Hubo un momento en el que me lo planteé. Me daba un poco de miedo estar trabajando más de modelo que de actriz por la imagen que eso podía proyectar de mí de cara a los trabajos de actriz. Luego me di cuenta que todo depende de cómo se enfoque y de dónde lo coloque yo en mi escalera de prioridades. La moda siempre me ha gustado y ha formado parte de mi vida de alguna forma, así que poder trabajar puntualmente en ella, me divierte y me sienta bien.

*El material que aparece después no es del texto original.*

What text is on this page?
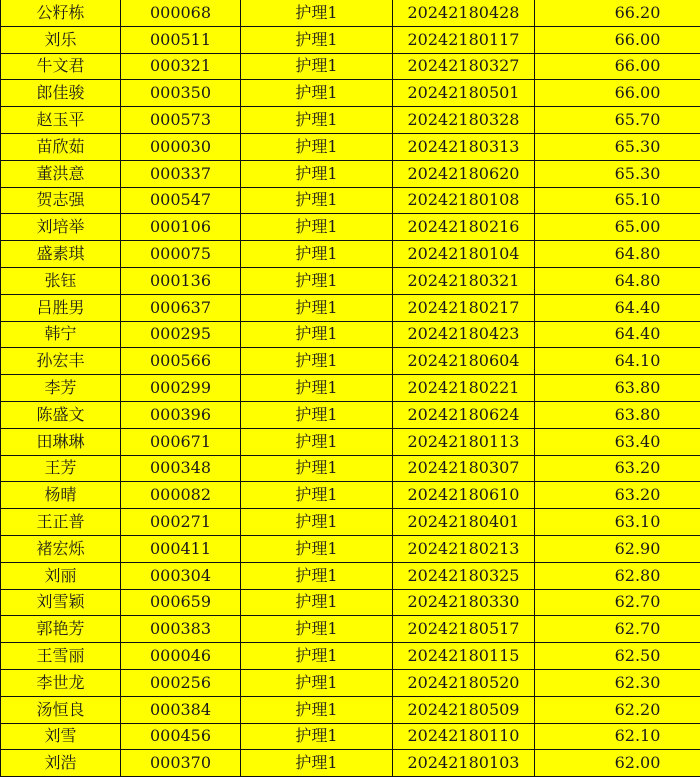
公籽栋	000068	护理1	20242180428	66.20
刘乐	000511	护理1	20242180117	66.00
牛文君	000321	护理1	20242180327	66.00
郎佳骏	000350	护理1	20242180501	66.00
赵玉平	000573	护理1	20242180328	65.70
苗欣茹	000030	护理1	20242180313	65.30
董洪意	000337	护理1	20242180620	65.30
贺志强	000547	护理1	20242180108	65.10
刘培举	000106	护理1	20242180216	65.00
盛素琪	000075	护理1	20242180104	64.80
张钰	000136	护理1	20242180321	64.80
吕胜男	000637	护理1	20242180217	64.40
韩宁	000295	护理1	20242180423	64.40
孙宏丰	000566	护理1	20242180604	64.10
李芳	000299	护理1	20242180221	63.80
陈盛文	000396	护理1	20242180624	63.80
田琳琳	000671	护理1	20242180113	63.40
王芳	000348	护理1	20242180307	63.20
杨晴	000082	护理1	20242180610	63.20
王正普	000271	护理1	20242180401	63.10
褚宏烁	000411	护理1	20242180213	62.90
刘丽	000304	护理1	20242180325	62.80
刘雪颖	000659	护理1	20242180330	62.70
郭艳芳	000383	护理1	20242180517	62.70
王雪丽	000046	护理1	20242180115	62.50
李世龙	000256	护理1	20242180520	62.30
汤恒良	000384	护理1	20242180509	62.20
刘雪	000456	护理1	20242180110	62.10
刘浩	000370	护理1	20242180103	62.00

Estoy muy ilusionada con este proyecto. Trabajar con Carmen Machi es un sueño hecho realidad. Es tener muy cerca a una actriz impresionante pero también una compañera generosa y entregada que te mira a los ojos y te acompaña. Mi personaje en la serie es Dani, una chica que se acaba de sacar las oposiciones para ser inspectora de Hacienda y, cuando conoce al personaje de Carmen Machi, Sara, quiere acercarse y aprender todo lo posible de ella.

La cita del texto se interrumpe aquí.